New light display at Canadian Museum for Human Rights a ‘symbol of hope’ during pandemic, CEO says

A swirl of multicoloured lights inspired by the aurora borealis now shines in Winnipeg’s downtown.

The new display on the exterior glass surrounding the Canadian Museum for Human Rights began Friday evening to mark the International Day for Human Rights.

For museum CEO Isha Khan, the day marks an opportunity to think about how much progress has been made for human rights — and a chance to look toward the future.

“It’s really a day for celebration of how far we’ve come in terms of protecting and preserving certain freedoms that we have as human beings,” Khan told CBC host Janet Stewart. 

“It’s also this day to think about the work that we have ahead of us.”

She said she hopes the museum’s new lighting display brings joy to people who see it.

WATCH | Museum CEO explains meaning behind new lighting display:

Human rights museum CEO hopes new light display is ‘a symbol of hope’

3 hours ago

Duration 4:14

CBC’s Janet Stewart talks to Isha Khan, CEO of the Canadian Museum for Human Rights, about a new light display at the downtown Winnipeg site. 4:14

“It’s been a tough couple of years and we’ve lit up the museum this year just to be a symbol of hope and a bit of a beacon of light that people need,” she said.
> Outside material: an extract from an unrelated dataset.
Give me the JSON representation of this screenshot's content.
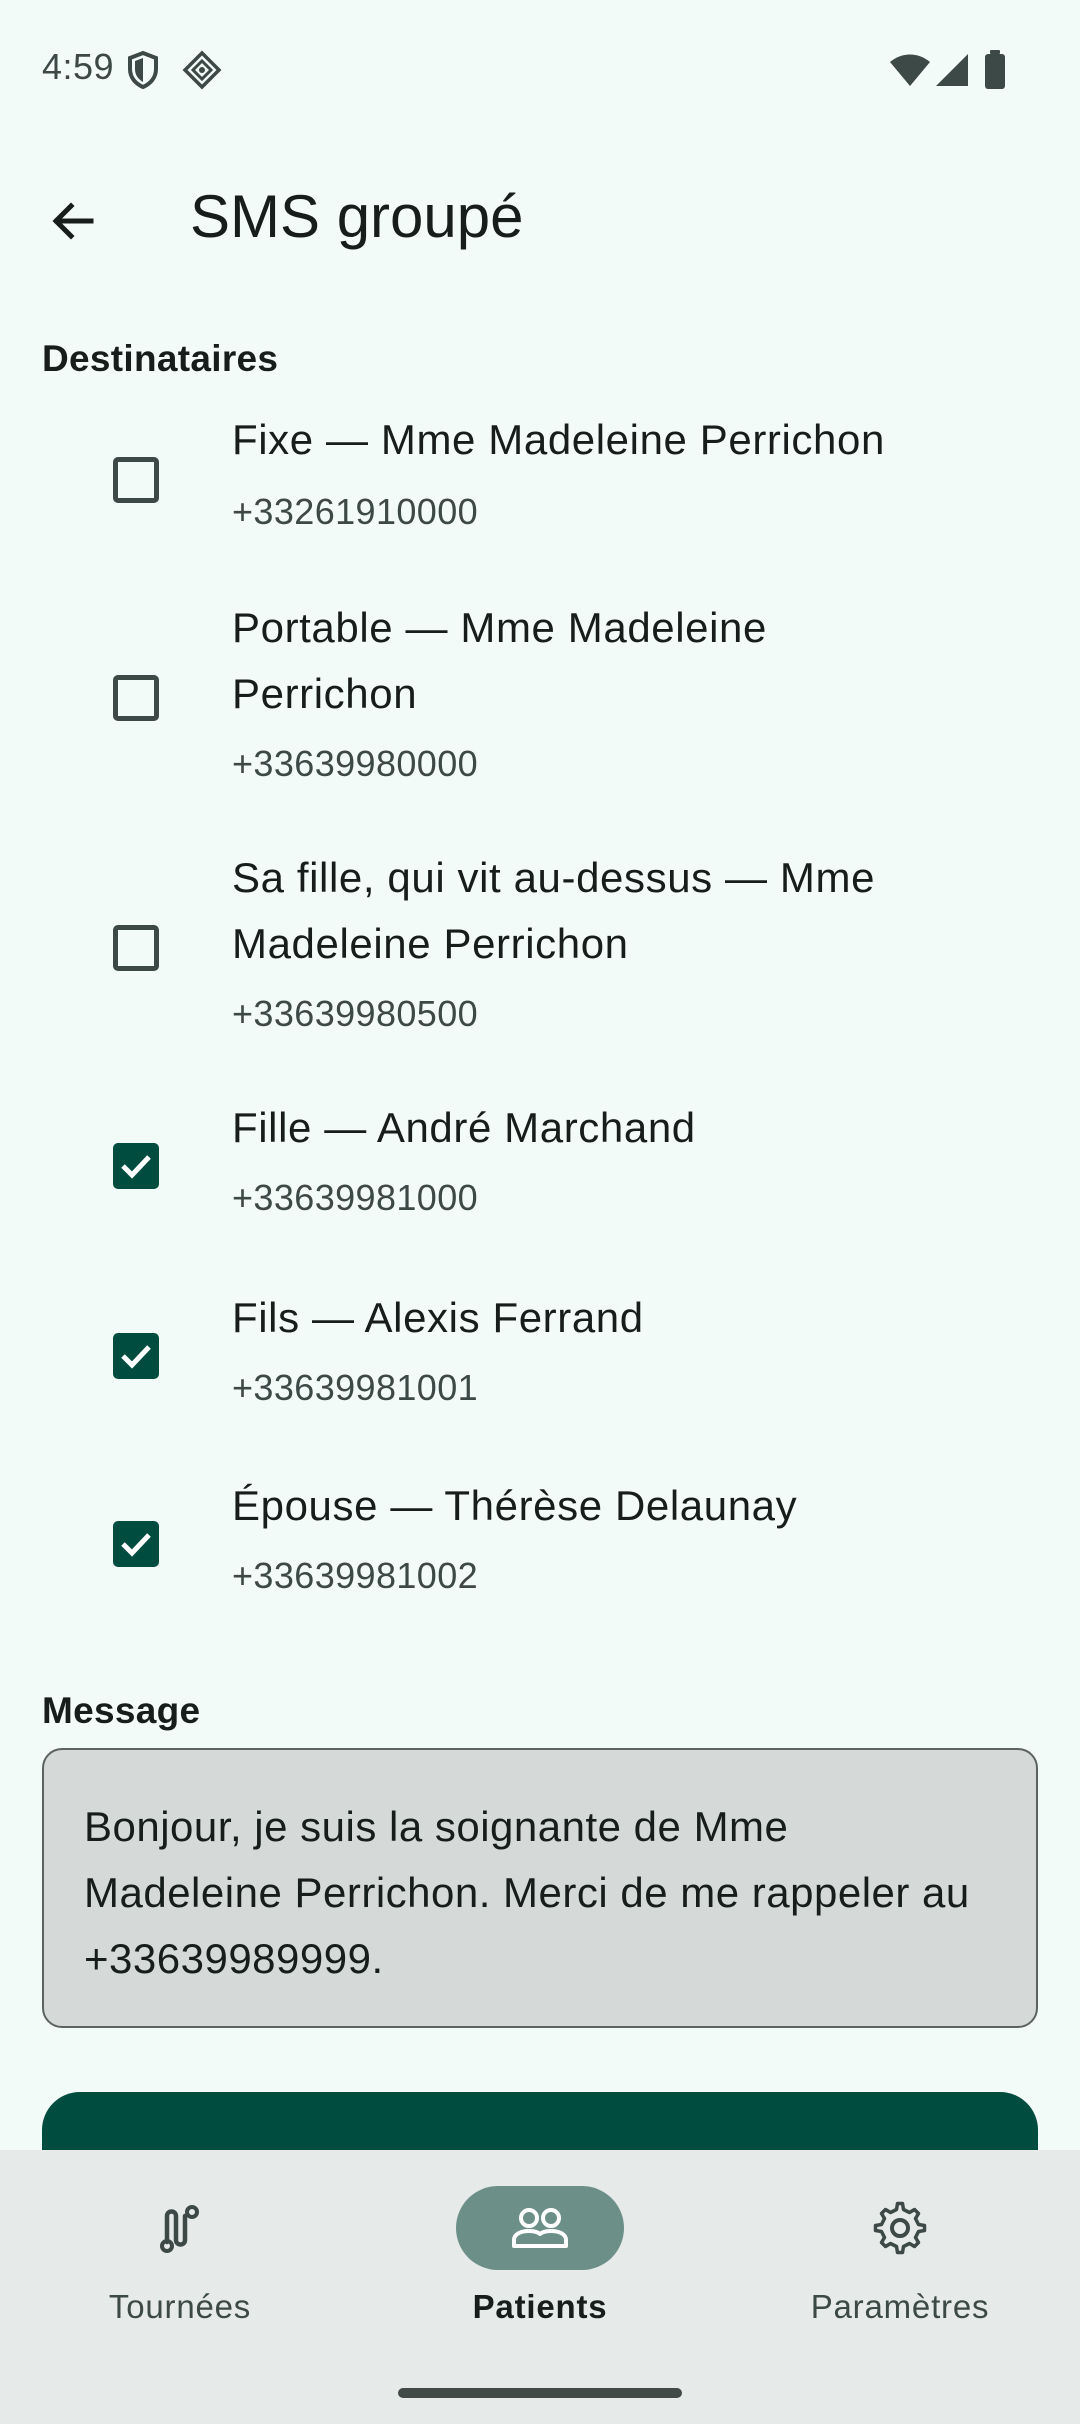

“It’s a place where people can come and learn and reflect on human rights, engage in dialogue. And that’s what we’re here for.”

The light display will appear every night from sundown to midnight until Feb. 20.

And at 7 p.m. every night, the lights will change to a bright blue to honour health-care workers and other front-line staff working during the pandemic.

“Health-care workers have been on the front lines of COVID working hard, and we want to recognize the work that they do to keep us together, healthy and safe as a community,” Khan said.

At 7 p.m. every evening, the lights will change to bright blue to honour front-line staff working during the pandemic. (Travis Golby/CBC)

“It goes far beyond just our hospitals. There’s people every day who’ve been working through this pandemic for us.

And I look at the work that our health-care and front-line workers do as the symbol to us that we can pull together, we can care about each other and we wanted to acknowledge that.”

Khan, a human rights lawyer, took the helm of the museum last summer, as the institution faced allegations of racism, homophobia, sexism and censorship.

A report later found museum employees had experienced systemic racism and other mistreatment at work.

She said restoring the faith of staff and the trust of the public in the museum is something she thinks about often.

“You do that by building relationships, by really thinking hard and reflecting and digging deep inside you about who you want to be as a human being and how do we actually treat others around us with worth and dignity?” she said

“And that happens in the smallest moments of every little interaction we have with each other and in big things like initiatives that we have at the museum to story tell, to showcase and raise awareness about struggles and courage and freedom.”